Beyond AI agent discovery, llms.txt serves as a reference that editors and
other systems can consume. Content editors working in any tool — whether it's a CMS,
a note-taking app, or an AI-assisted writing environment — can point to llms.txt to
understand the site's structure, terminology, and content boundaries. It doubles as a
lightweight onboarding resource for anyone working with NUSX content.
3.3 Structured data — Schema.org JSON-LD
Every page type emits typed Schema.org markup at build time, generated from WordPress fields:
| Page Type | Schema.org Type | What It Captures |
|---|---|---|
| Programme pages | Course | Eligibility, duration, outcomes, credit load, locations |
| People profiles | Person | Name, role, department, research areas |
| Events | Event | Date, location, organisers, registration link |
| Organisation | EducationalOrganization | Structure, departments, programmes, contact points |
| Research | ResearchProject | Focus area, lead researchers, industry partners |
| FAQ pages | FAQPage | Question-answer pairs, canonical answers |
Entity naming is consistent across markup and visible text. Build-time linting catches mismatches so AI systems don't split the institution into two entities — one from the JSON-LD and one from the page content.

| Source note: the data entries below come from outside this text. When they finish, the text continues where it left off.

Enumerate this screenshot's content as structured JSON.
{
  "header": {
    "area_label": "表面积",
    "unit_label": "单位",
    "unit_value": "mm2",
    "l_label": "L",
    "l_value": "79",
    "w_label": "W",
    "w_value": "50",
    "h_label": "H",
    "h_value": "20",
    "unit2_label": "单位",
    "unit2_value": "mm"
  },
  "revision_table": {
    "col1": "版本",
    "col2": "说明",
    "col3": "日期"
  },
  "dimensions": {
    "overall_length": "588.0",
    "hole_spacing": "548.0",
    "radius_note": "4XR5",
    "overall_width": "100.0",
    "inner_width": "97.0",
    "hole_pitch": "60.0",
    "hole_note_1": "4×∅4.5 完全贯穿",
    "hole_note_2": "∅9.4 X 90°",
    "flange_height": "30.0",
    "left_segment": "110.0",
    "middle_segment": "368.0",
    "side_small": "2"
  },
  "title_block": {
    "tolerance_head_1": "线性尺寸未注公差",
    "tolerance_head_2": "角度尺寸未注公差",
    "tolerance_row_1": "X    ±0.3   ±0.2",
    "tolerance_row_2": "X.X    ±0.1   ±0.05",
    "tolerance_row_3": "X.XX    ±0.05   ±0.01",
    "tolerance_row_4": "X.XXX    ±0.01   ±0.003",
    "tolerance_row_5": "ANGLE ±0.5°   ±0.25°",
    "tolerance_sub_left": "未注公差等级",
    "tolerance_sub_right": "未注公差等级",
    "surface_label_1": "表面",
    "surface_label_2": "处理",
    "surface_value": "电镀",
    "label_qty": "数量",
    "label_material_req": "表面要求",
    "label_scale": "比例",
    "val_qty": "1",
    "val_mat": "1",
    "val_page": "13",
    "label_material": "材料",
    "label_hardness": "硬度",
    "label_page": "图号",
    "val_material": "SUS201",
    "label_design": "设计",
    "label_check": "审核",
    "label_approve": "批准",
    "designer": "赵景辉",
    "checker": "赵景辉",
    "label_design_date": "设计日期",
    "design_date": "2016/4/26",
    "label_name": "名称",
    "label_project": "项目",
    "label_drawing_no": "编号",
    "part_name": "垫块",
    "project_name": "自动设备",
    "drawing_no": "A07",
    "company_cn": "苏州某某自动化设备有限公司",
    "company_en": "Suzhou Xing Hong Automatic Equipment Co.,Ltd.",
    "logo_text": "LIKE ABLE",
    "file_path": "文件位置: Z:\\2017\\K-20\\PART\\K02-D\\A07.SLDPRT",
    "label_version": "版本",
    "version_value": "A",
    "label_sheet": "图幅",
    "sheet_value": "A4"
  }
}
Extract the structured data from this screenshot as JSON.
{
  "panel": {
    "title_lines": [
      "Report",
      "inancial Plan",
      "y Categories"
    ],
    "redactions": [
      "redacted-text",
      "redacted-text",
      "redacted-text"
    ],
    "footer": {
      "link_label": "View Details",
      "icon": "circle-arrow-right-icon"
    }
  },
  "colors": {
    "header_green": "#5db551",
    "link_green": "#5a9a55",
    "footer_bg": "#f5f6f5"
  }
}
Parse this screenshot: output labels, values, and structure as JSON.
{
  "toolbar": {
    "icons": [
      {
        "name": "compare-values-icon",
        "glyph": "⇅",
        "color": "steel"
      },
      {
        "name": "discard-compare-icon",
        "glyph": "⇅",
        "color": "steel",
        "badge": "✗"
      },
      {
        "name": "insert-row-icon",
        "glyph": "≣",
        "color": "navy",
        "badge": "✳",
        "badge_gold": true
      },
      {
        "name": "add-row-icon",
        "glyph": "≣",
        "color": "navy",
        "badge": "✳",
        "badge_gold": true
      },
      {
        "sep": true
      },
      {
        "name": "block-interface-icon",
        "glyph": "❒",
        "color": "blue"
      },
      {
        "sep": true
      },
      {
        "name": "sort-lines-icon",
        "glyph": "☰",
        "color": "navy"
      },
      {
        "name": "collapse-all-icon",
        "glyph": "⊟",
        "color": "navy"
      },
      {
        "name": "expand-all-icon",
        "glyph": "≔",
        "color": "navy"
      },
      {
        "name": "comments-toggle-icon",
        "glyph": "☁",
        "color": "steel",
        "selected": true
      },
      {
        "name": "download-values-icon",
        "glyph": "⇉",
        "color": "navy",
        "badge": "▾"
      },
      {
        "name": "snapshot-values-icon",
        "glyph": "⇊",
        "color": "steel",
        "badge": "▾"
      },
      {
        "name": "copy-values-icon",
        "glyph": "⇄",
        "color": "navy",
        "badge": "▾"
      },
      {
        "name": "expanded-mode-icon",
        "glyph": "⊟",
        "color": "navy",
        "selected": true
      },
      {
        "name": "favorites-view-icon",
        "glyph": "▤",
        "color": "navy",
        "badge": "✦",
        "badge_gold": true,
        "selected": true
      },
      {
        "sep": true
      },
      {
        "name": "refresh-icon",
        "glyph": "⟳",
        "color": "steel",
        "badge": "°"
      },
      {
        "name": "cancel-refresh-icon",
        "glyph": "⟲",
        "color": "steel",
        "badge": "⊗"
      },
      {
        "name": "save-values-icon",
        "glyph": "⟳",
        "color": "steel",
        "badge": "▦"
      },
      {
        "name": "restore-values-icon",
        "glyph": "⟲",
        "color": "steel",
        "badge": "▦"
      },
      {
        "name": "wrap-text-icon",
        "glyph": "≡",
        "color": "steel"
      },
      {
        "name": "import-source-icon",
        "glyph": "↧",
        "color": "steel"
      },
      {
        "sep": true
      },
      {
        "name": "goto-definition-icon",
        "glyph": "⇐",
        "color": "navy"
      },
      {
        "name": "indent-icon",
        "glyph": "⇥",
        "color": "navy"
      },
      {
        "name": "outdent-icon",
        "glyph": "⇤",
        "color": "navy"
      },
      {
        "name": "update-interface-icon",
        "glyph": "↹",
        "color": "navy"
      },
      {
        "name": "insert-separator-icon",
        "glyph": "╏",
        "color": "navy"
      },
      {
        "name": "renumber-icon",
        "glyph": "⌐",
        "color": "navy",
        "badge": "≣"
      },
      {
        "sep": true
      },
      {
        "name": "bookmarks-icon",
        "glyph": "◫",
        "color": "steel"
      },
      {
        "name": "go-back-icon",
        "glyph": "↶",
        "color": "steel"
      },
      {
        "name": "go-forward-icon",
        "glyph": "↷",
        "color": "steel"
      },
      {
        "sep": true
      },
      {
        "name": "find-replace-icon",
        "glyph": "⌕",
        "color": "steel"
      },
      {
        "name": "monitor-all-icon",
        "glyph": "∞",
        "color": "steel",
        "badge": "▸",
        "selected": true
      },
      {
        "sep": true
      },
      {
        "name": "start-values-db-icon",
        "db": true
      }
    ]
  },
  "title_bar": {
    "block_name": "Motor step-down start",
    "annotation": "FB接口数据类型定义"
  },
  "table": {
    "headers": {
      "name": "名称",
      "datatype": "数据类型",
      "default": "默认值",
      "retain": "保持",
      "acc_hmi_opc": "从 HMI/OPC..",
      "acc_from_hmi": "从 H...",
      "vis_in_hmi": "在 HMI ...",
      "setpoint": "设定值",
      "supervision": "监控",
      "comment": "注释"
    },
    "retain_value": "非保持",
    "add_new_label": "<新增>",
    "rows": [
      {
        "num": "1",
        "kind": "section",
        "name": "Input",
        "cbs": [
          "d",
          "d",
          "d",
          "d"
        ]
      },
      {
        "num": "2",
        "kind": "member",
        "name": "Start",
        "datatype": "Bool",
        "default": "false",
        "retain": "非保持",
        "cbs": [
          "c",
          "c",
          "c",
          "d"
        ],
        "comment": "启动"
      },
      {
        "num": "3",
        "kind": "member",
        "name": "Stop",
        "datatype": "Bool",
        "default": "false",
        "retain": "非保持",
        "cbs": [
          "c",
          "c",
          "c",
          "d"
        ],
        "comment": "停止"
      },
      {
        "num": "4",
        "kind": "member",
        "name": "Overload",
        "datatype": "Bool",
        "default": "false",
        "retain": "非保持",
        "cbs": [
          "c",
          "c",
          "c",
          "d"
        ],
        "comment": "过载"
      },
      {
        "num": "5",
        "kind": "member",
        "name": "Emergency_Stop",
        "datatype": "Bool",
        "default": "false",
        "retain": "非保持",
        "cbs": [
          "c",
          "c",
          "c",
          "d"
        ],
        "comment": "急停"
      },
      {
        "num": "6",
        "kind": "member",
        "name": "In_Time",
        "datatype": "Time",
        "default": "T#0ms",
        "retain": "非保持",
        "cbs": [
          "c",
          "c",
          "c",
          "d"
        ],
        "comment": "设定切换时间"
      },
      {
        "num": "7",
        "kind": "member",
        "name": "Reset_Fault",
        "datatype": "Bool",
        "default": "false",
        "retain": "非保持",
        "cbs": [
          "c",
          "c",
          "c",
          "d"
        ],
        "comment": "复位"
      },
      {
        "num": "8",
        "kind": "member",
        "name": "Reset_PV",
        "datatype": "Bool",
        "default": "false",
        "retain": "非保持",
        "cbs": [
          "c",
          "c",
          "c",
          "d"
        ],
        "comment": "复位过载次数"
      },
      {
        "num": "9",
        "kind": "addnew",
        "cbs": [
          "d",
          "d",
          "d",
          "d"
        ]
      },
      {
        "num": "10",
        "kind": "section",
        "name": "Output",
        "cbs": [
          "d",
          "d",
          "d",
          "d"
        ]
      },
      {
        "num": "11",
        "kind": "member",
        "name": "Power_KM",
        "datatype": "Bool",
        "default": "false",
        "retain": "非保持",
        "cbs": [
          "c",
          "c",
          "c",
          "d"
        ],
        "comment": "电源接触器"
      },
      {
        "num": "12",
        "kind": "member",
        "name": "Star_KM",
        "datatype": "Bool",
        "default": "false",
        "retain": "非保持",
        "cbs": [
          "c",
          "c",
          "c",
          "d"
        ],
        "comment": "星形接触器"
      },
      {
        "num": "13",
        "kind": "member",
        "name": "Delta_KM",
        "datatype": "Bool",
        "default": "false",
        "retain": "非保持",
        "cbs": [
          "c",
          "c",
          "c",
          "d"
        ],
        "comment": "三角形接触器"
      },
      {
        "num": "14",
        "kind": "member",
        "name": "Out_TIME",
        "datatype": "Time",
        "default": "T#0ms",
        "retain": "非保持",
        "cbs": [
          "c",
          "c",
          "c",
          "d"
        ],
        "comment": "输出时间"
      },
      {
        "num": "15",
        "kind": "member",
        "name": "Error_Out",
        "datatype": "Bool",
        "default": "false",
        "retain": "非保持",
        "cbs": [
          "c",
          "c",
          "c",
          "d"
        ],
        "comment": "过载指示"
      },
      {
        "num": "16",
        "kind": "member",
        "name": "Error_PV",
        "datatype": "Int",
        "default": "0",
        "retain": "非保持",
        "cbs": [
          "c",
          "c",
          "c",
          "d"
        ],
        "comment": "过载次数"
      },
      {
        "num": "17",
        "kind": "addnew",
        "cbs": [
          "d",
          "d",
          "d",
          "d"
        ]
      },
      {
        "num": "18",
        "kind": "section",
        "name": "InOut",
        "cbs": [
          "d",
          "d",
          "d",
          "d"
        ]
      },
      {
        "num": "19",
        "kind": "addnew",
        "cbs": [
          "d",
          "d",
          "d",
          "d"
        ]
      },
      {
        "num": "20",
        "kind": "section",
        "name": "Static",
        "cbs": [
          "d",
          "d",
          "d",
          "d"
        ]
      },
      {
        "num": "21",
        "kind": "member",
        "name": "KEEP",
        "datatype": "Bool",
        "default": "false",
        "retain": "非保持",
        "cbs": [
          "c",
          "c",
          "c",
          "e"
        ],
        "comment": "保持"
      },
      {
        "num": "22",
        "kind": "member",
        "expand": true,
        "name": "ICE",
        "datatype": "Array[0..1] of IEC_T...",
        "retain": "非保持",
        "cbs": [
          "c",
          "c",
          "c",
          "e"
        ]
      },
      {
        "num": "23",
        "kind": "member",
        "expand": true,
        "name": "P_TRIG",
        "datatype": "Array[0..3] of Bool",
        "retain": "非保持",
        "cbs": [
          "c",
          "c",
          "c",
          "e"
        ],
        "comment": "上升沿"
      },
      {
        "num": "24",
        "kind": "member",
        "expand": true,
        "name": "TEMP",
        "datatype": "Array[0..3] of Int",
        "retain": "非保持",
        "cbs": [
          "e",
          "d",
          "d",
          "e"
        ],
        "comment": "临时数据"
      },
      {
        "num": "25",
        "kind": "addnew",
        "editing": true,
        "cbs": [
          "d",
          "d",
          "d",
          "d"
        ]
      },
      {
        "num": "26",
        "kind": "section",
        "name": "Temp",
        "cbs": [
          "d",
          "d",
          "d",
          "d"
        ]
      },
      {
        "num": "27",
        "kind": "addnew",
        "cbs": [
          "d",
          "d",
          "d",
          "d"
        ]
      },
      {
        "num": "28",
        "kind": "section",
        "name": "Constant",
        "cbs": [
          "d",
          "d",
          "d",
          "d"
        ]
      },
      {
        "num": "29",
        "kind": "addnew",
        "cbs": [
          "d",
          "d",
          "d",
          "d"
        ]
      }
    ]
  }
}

3.4 Answer Engine Optimisation — AEO markup
Each content page is augmented with canonical question-answer pairs generated at publish time. Pages output the question as a heading and the answer as the first paragraph — the structure answer engines extract most reliably. This is covered in detail under Content Intelligence (§04) since the enrichment pipeline generates these pairs automatically.
3.5 AI agent instruction tag
Key pages include a <meta name="ai-agent-instruction"> tag with a concise
machine-readable summary of the page content. This is a lightweight signal that helps agents
understand page purpose without parsing the entire document.
3.6 What this delivers
- Agent-ready from day one. The Cloudflare agent-readiness score moves from 25/100 to a projected 80+ by launch.
- Same URLs, dual representation. No separate API, no separate subdomain, no duplicate content. One canonical source serves both humans and machines.
- Future-proof. As agent standards evolve (MCP, A2A, whatever comes next), the content negotiation layer is a single middleware update — no CMS changes needed.
- Measurable. Agent-readiness scores, structured data coverage, and AI referral traffic can be tracked from launch.
Pillar 2 — Content Intelligence
The redesigned site does not replace the editorial workflow. Content creation stays with the marketing team using their existing tools — Google Docs, Monday.com, NotebookLM. WordPress handles publication only.
What changes is what happens between paste and publish. Today, editors spend significant time on mandatory metadata work: writing SEO titles, crafting meta descriptions, generating Open Graph tags, building JSON-LD markup, and structuring FAQ entries. This is repetitive, error-prone, and adds no creative value.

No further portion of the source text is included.